Pour une histoire spécifique et globale de l’émergence du capitalisme
L’histoire de l’émergence du capitalisme est une histoire lourde d’enjeux politiques : s’il a toujours existé, qu’il n’est qu’une prolongation d’un penchant de l’homo oeconomicus aux échanges, qu’il a émergé pacifiquement dans toute l’Europe occidentale à partir du Moyen Âge et/ou qu’il n’a jamais eu aucun lien avec des oppressions comme celles du patriarcat, du racisme, de l’esclavage, du colonialisme, de l’exploitation des milieux naturels et de l’État, alors comment ne pas en conclure qu’il n’y a pas de sortie possible du capitalisme ? Et si, au contraire, il avait émergé violemment, en rupture avec l’histoire des sociétés humaines, mais aussi – c’est l’objet de cette émission – de manière globale, en articulation avec ces formes d’oppression ? Il s’agit désormais de combiner une histoire de l’essor spécifique du capitalisme, issue du « marxisme politique », et une histoire de son expansion impériale et de son interconnexion avec des sociétés non-capitalistes, issue de « l’histoire globale », en dépassant de ce fait leurs limites respectives – avec Benjamin, étudiant en sciences sociales, « bricoleur » de théorie critique, engagé dans de nombreuses luttes sociales.

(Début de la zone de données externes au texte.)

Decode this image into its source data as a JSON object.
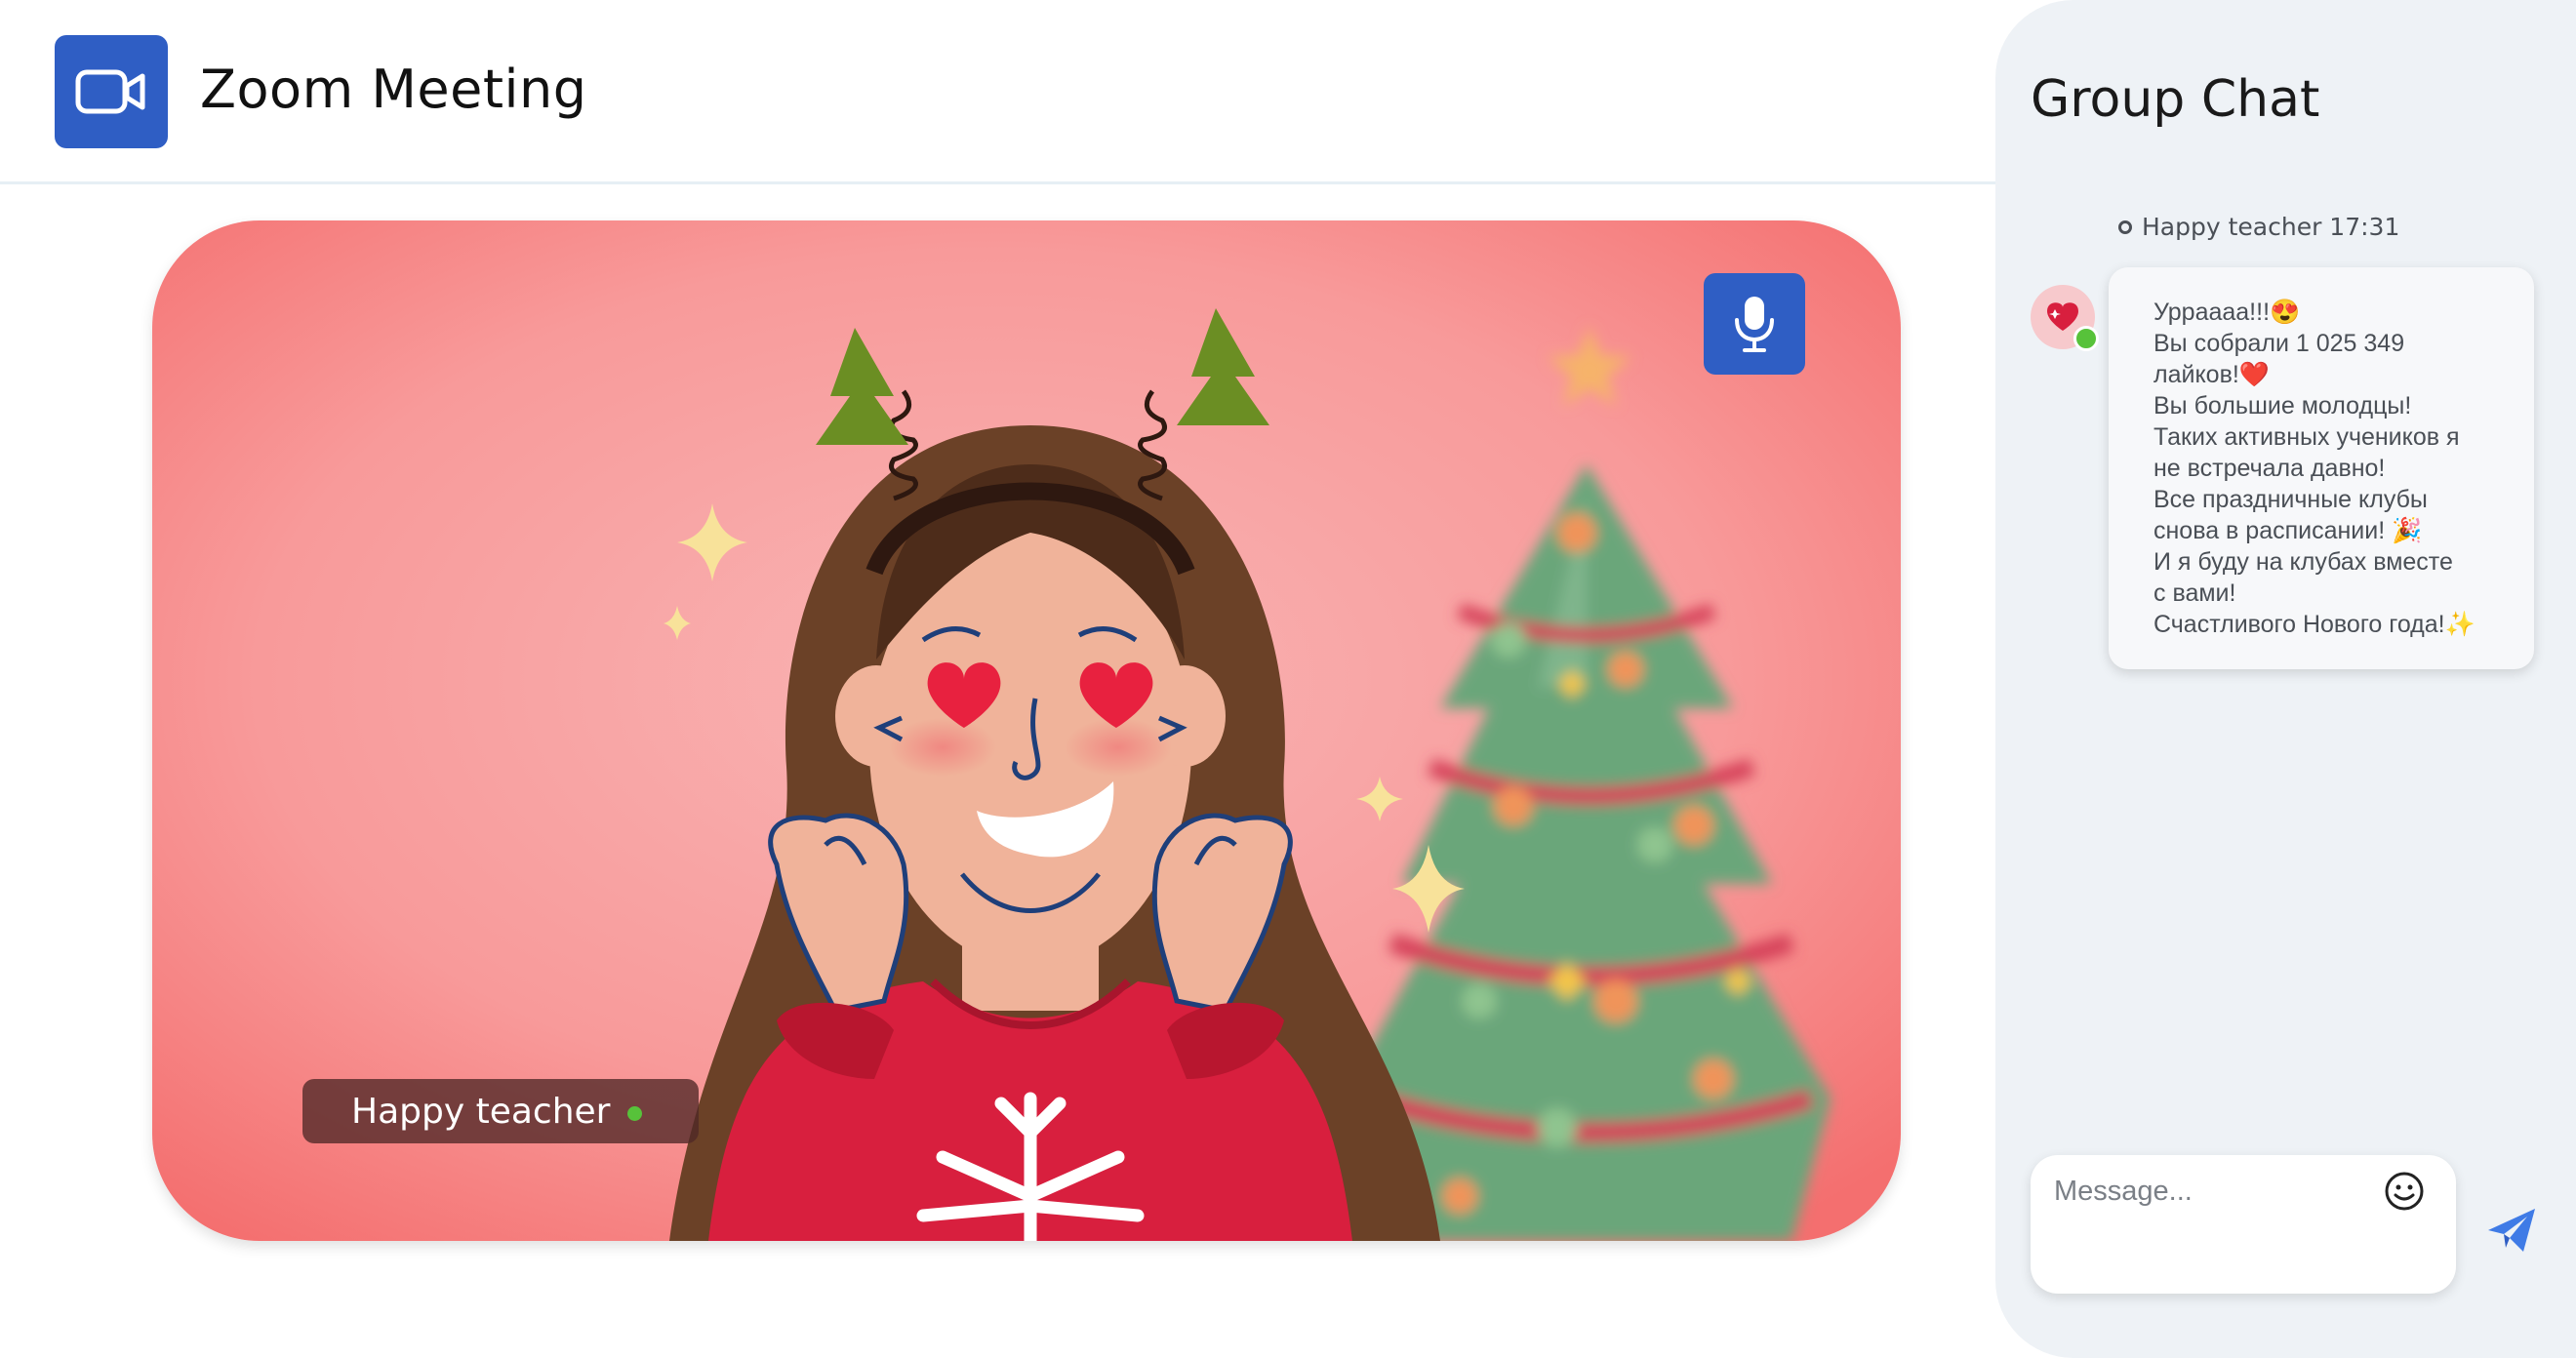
{
  "header": {
    "app_icon": "video-camera-icon",
    "title": "Zoom Meeting"
  },
  "video": {
    "participant_name": "Happy teacher",
    "mic_icon": "microphone-icon",
    "status_color": "#57c23a"
  },
  "chat": {
    "title": "Group Chat",
    "messages": [
      {
        "sender": "Happy teacher",
        "time": "17:31",
        "meta": "Happy teacher 17:31",
        "lines": [
          "Урраааа!!!😍",
          "Вы собрали 1 025 349",
          "лайков!❤️",
          "Вы большие молодцы!",
          "Таких активных учеников я",
          "не встречала давно!",
          "Все праздничные клубы",
          "снова в расписании! 🎉",
          "И я буду на клубах вместе",
          "с вами!",
          "Счастливого Нового года!✨"
        ]
      }
    ],
    "composer": {
      "placeholder": "Message...",
      "emoji_icon": "smiley-icon",
      "send_icon": "send-icon"
    }
  },
  "colors": {
    "accent": "#2f5ec4",
    "chat_bg": "#eef2f6",
    "send": "#3f7be6"
  }
}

Avec une présentation des enjeux politiques d’une histoire spécifique et globale de l’émergence du capitalisme (dénaturalisation de celui-ci, démonstration de son caractère violent, articulation du capitalisme et des autres formes d’oppressions globales).
Avec une critique du récit smithien de l’essor du capitalisme comme levée progressive des obstacles à une tendance naturelle de l’espèce humaine aux échanges marchands.
Avec un récit de l’émergence spécifique du capitalisme, défini comme société de dépendance généralisée au salariat et à un Marché concurrentiel, en Angleterre. Avec une critique des limites de l’anglocentrisme du marxisme politique, incapable de penser l’importance de l’esclavage du Sud des Etats-Unis ou des textiles indiens dans l’industrialisation capitaliste de l’Angleterre [1ère partie, 40 minutes]
Avec une discussion critique des apports (concepts de centres et de périphéries, complémentarité du salariat occidental et de l’esclavage américain) et des limites (usage abusif du concept de système-monde, transatlantico-centrisme, globalisation transhistorique, reprise du grand récit smithien, et jusqu’à une négation des spécificités historiques du capitalisme et des différences entre sociétés, une apologie du capitalisme polycentrique ou un sino-centrisme) de l’approche en termes de systèmes-monde (Wallerstein, Arrighi, Gunder Frank, Goody, Mielants).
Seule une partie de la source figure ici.